La crisi nello Stretto di Hormuz mette in luce la forte interconnessione tra geopolitica, energia e industria manifatturiera globale, mostrando come un singolo punto strategico possa influenzare filiere complesse come quella dell’auto elettrica.
Dalla crisi energetica alla mobilità: gli effetti della chiusura dello Stretto di Hormuz sull’auto elettrica
Un’eventuale interruzione prolungata dei traffici nello Stretto di Hormuz, snodo strategico per il transito di una quota rilevante di petrolio e gas, avrebbe conseguenze dirette sulla produzione mondiale. Questo passaggio marittimo rappresenta infatti una delle principali vie di transito per petrolio, gas naturale liquefatto e prodotti petrolchimici, con conseguenze dirette sui costi energetici globali.
L’aumento dei prezzi dell’energia si riflette rapidamente sui processi industriali, in particolare in quelli ad alta intensità come la produzione automobilistica e la raffinazione dei materiali per batterie. Secondo le ultime analisi della società di consulenza Berylls, una prolungata crisi logistica potrebbe portare, nell’arco di circa due mesi, a un rallentamento fino al blocco della produzione globale di veicoli elettrici.
Il punto critico è rappresentato dalla disponibilità di materie prime come lo zolfo, utilizzato in vari processi chimici legati agli accumulatori: una quota significativa del suo trasporto marittimo globale passa proprio attraverso il Golfo Persico. In caso di interruzione, le scorte, già limitate, si esaurirebbero in poche settimane, creando colli di bottiglia che non dipendono dalla capacità produttiva degli impianti, ma dalla mancanza di input fondamentali. A questo si aggiungono le difficoltà logistiche dovute alla deviazione delle rotte navali, l’allungamento dei tempi di consegna e l’alterazione dei modelli produttivi just-in-time, con effetti a catena su fornitori, assemblatori e distributori.

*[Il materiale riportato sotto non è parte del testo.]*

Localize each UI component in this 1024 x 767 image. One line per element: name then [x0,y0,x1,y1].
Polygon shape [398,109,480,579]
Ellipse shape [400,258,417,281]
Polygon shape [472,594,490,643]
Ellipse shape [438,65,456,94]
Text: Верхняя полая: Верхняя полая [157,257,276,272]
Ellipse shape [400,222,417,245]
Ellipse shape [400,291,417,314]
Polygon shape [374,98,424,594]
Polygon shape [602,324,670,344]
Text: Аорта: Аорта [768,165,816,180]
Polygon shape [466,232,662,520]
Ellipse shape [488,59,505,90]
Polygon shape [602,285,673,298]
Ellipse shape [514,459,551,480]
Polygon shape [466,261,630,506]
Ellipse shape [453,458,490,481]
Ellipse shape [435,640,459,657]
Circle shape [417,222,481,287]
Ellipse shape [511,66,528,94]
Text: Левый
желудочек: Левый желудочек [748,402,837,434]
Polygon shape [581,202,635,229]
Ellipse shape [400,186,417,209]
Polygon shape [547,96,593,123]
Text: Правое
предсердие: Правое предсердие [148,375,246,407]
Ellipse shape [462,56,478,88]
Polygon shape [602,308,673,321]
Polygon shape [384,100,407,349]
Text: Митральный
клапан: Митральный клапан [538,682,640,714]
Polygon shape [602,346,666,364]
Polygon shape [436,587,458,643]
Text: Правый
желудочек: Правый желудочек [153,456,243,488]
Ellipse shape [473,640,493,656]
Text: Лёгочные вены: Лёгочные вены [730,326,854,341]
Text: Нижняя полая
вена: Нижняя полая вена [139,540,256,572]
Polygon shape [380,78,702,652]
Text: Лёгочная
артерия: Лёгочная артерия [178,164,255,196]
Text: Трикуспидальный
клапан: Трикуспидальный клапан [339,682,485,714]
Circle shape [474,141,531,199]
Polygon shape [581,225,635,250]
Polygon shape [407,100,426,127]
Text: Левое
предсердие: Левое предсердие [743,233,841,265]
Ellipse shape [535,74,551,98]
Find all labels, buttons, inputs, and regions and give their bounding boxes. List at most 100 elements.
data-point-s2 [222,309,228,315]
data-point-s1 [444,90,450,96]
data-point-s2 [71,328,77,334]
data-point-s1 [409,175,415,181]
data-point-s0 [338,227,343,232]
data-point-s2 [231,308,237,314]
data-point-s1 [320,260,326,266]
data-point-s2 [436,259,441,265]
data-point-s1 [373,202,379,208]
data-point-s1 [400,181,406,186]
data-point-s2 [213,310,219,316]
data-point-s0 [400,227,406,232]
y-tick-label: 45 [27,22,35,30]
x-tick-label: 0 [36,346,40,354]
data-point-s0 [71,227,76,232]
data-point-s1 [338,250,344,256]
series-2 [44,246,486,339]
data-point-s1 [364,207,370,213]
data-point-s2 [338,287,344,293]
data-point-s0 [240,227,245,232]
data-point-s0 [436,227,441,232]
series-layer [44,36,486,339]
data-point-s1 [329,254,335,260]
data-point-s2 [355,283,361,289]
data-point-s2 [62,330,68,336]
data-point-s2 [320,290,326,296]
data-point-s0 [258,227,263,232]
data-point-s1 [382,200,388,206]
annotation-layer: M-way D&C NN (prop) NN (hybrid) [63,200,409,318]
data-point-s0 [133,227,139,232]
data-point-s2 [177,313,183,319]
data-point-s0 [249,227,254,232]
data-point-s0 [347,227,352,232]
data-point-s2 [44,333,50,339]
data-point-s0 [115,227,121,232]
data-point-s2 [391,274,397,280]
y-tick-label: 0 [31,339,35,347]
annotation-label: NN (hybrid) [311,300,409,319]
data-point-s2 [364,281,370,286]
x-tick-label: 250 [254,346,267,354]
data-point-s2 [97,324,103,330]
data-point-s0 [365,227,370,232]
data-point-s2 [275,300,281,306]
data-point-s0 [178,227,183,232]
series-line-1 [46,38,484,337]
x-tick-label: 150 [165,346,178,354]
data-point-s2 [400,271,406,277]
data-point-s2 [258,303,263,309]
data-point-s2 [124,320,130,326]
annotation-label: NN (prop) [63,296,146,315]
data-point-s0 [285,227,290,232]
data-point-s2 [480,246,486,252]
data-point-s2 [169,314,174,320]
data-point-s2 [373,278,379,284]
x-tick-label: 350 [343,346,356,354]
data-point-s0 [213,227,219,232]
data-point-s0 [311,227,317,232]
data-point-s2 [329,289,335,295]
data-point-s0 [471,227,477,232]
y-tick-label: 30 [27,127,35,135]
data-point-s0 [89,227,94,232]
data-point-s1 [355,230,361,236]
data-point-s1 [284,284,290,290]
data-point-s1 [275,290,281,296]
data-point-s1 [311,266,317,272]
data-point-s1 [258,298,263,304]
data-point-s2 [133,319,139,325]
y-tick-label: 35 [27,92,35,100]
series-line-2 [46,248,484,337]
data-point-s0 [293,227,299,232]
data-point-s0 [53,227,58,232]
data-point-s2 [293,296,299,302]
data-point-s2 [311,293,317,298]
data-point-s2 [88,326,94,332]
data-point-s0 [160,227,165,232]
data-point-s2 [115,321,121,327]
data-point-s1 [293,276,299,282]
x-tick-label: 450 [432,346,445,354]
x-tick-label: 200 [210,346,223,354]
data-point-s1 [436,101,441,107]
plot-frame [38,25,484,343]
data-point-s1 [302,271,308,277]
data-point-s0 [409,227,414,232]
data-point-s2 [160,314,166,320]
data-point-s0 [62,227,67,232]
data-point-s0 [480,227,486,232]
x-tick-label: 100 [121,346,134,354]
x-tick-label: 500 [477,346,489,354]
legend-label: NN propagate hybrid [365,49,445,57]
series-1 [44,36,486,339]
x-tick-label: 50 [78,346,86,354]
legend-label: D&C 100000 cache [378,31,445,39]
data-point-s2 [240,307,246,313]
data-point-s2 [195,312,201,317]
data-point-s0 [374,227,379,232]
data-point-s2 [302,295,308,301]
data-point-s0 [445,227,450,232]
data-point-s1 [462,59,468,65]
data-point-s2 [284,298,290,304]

La chiusura dello Stretto di Hormuz sull’auto elettrica: effetti economici, domanda e trasformazioni del mercato
Sul piano economico, la crisi contribuisce a un aumento generalizzato dei prezzi di petrolio e gas, con impatti immediati su trasporti, industria e inflazione. L’energia più costosa rende più onerosa anche la produzione delle batterie, influenzando il prezzo finale dei veicoli elettrici. Tuttavia, parallelamente, l’incremento dei carburanti tradizionali rafforza il vantaggio economico delle auto elettriche in termini di costi operativi, ampliando il differenziale rispetto ai veicoli a combustione interna. Questa dinamica alimenta una domanda crescente, soprattutto tra flotte aziendali, famiglie con percorrenze elevate e mercati già dotati di infrastrutture di ricarica diffuse. Tuttavia, permangono ostacoli rilevanti: il costo iniziale più alto, l’accesso al credito meno favorevole e l’incertezza macroeconomica possono rallentare l’adozione in alcune aree geografiche.

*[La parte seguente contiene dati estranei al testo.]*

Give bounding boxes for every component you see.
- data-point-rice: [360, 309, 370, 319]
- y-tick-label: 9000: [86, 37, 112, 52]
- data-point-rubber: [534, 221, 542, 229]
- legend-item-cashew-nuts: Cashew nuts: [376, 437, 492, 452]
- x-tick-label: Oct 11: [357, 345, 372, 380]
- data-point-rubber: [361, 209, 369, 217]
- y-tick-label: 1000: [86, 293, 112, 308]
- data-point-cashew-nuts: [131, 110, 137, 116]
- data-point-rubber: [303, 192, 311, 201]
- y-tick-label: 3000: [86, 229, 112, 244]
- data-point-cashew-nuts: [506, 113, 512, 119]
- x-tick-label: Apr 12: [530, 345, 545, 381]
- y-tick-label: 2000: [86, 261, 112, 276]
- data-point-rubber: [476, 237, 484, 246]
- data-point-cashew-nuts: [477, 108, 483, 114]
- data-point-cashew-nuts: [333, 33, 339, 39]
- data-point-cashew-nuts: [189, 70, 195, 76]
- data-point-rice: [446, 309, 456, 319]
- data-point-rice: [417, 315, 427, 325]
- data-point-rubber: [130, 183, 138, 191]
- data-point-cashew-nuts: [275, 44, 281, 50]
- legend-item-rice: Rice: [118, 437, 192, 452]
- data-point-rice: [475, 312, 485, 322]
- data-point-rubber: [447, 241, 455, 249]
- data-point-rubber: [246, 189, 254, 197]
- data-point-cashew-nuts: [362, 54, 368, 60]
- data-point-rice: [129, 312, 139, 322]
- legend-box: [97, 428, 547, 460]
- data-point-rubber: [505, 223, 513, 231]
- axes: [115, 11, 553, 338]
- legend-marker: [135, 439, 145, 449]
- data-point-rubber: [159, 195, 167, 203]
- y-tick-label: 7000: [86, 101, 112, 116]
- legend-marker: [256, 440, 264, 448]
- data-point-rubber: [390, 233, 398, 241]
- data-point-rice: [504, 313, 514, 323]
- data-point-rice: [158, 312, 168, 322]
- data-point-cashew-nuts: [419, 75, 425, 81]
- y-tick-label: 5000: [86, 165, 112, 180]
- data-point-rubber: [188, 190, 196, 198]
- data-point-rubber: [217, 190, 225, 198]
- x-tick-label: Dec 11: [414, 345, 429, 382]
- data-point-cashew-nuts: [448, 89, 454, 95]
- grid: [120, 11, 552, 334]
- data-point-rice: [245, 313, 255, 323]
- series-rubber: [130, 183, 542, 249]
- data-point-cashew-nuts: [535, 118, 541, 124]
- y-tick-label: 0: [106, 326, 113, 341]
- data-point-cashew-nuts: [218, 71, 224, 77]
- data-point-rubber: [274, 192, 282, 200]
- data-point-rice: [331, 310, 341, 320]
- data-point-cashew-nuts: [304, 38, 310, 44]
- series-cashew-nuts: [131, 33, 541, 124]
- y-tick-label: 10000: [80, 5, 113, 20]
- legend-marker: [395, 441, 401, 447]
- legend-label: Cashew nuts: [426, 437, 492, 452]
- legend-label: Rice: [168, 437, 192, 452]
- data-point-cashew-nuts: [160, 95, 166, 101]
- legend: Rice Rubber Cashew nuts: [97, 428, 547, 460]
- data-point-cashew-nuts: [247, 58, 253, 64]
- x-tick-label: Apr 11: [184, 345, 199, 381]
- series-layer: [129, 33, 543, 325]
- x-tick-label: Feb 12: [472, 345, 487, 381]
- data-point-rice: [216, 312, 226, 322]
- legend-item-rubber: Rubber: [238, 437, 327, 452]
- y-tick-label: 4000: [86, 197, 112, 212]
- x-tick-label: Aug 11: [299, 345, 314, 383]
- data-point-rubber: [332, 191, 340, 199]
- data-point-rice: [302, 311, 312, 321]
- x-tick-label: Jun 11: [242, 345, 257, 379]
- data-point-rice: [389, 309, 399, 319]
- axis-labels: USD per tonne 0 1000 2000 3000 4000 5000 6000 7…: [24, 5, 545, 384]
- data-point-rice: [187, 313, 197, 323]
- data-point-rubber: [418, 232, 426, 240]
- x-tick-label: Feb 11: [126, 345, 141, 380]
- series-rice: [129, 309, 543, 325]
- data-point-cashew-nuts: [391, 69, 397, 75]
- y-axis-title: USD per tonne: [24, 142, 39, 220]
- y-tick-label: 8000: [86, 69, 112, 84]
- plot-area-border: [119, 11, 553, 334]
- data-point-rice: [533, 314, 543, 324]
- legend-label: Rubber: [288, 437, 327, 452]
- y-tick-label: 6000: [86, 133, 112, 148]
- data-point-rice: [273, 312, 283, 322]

Anche le politiche industriali e commerciali influenzano il quadro, con strategie diverse tra regioni che determinano velocità di transizione non uniformi. In questo contesto, secondo l’International Energy Agency, la situazione rappresenta una delle principali sfide per la sicurezza energetica globale, poiché combina vulnerabilità geopolitiche e dipendenze infrastrutturali. Le aziende, dal canto loro, stanno rivedendo le strategie di approvvigionamento, aumentando le scorte di sicurezza e diversificando i fornitori, mentre i consumatori tendono a reagire alla volatilità dei prezzi orientandosi progressivamente verso soluzioni più efficienti e meno esposte alle fluttuazioni dei combustibili fossili.